- 16290 Okunma
- 3 Yorum
- 0 Beğeni
ALEVİLİKTE HIZIR ORUCU
ALEVİLİKTE HIZIR ORUCUNUN KAYNAĞI
Kuran’da KEHF SURESİNDE Hızır Bahsi geçmektedir
Alevilikte Hızır Orucu’nun birçok rivayeti vardır. Ben sadece iki rivayeti yazayım. Birinci
Rivayete göre; İmam Hasan ve İmam Hüseyin hastalanırlar. Hazreti Ali ve Hazreti Fatma çocuklarının şifa bulması için üç gün oruç tutarlar. Birinci günün akşamı iftar açmak için mütevazı bir sofra hazırlarlar. Tam iftara başlamak üzereyken kapıya aç bir yoksul gelip yemek ister. Bunun üzerine iftar için hazırladıkları yiyeceği o yoksula verirler ve sadece su ile iftarlarını açarlar. İkinci gün tekrar iftar vaktinde kapıya bir yetim gelerek aç olduğunu söyler. Bu defa da iftar için hazırlanan yiyeceklerini yetime vererek tekrar su ile iftarlarını açarlar. Üçüncü gün de aç olarak oruç tutarlar. Tam iftar vakti kapılarında bir esir belirip çok aç olduğunu söyleyince tekrar iftar yemeklerini esire verip su ile oruçlarını açarlar. Böylece Allah’a ahdettikleri üç günlük oruçlarını aç kalmalarına rağmen tutarlar. Aleviler, Hazreti Ali ile Hazreti Fatma’yı üç gün YOKSUL, YETİM ve ESİR kişiliklerine bürünerek sınayan kişileri HIZIR ALEYHİSELAM olduğuna inanır ve her yıl HIZIR ORUCU tutarlar.

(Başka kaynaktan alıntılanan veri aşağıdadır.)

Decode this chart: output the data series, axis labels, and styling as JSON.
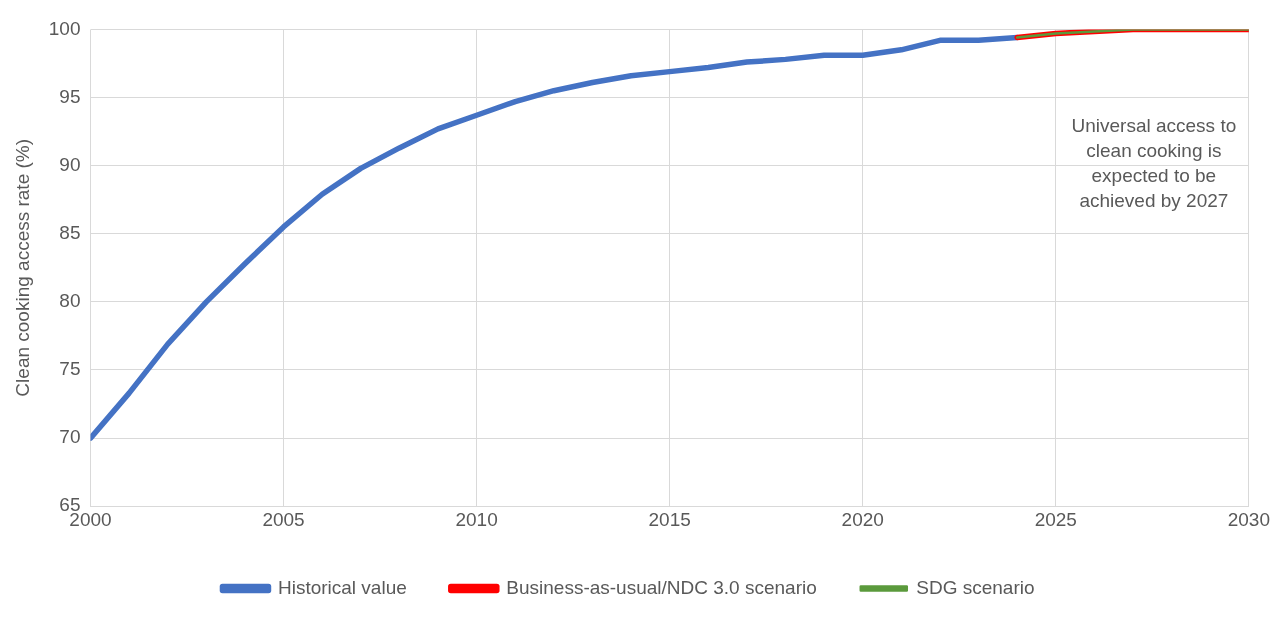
{
  "chart_data": {
    "type": "line",
    "ylabel": "Clean cooking access rate (%)",
    "xlim": [
      2000,
      2030
    ],
    "xticks": [
      2000,
      2005,
      2010,
      2015,
      2020,
      2025,
      2030
    ],
    "ylim": [
      65,
      100
    ],
    "yticks": [
      65,
      70,
      75,
      80,
      85,
      90,
      95,
      100
    ],
    "grid": true,
    "legend": "bottom",
    "marker": "none",
    "line_style": "solid",
    "annotations": [
      "Universal access to clean cooking is expected to be achieved by 2027"
    ],
    "series": [
      {
        "name": "Historical value",
        "color": "#4472c4",
        "x": [
          2000,
          2001,
          2002,
          2003,
          2004,
          2005,
          2006,
          2007,
          2008,
          2009,
          2010,
          2011,
          2012,
          2013,
          2014,
          2015,
          2016,
          2017,
          2018,
          2019,
          2020,
          2021,
          2022,
          2023,
          2024
        ],
        "values": [
          70,
          73.3,
          76.9,
          80,
          82.8,
          85.5,
          87.9,
          89.8,
          91.3,
          92.7,
          93.7,
          94.7,
          95.5,
          96.1,
          96.6,
          96.9,
          97.2,
          97.6,
          97.8,
          98.1,
          98.1,
          98.5,
          99.2,
          99.2,
          99.4
        ]
      },
      {
        "name": "Business-as-usual/NDC 3.0 scenario",
        "color": "#ff0000",
        "x": [
          2024,
          2025,
          2026,
          2027,
          2028,
          2029,
          2030
        ],
        "values": [
          99.4,
          99.7,
          99.85,
          100,
          100,
          100,
          100
        ]
      },
      {
        "name": "SDG scenario",
        "color": "#5b9a3c",
        "x": [
          2024,
          2025,
          2026,
          2027,
          2028,
          2029,
          2030
        ],
        "values": [
          99.4,
          99.7,
          99.85,
          100,
          100,
          100,
          100
        ]
      }
    ]
  }
}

İkinci rivayet; Nuh peygamberin gemisi fırtınaya tutulmuş, halk, "ya Hızır, bizi kurtar!" diye yalvarıp yakarmış. Allah halkın duasını kabul edince fırtına da dinmiş. İşte o zaman Nuh’un gemisindekiler kurtuldukları için üç gün oruç tutmuşlar. Bu oruç, o günden bu güne değin Hızır Orucu olarak ve üç gün olarak aralıksız tutula gelmektedir. Hızır Aleyhisselam bizim inancımızda aksakallı, nur yüzlü, boz bir ata binip dağda ve deryada dolaşarak darda kalanların imdadına yetişir. Onun için halk dilinde BOZ ATLI HIZIR diye çağrılır ve hakkında binlerce hikâye vardır.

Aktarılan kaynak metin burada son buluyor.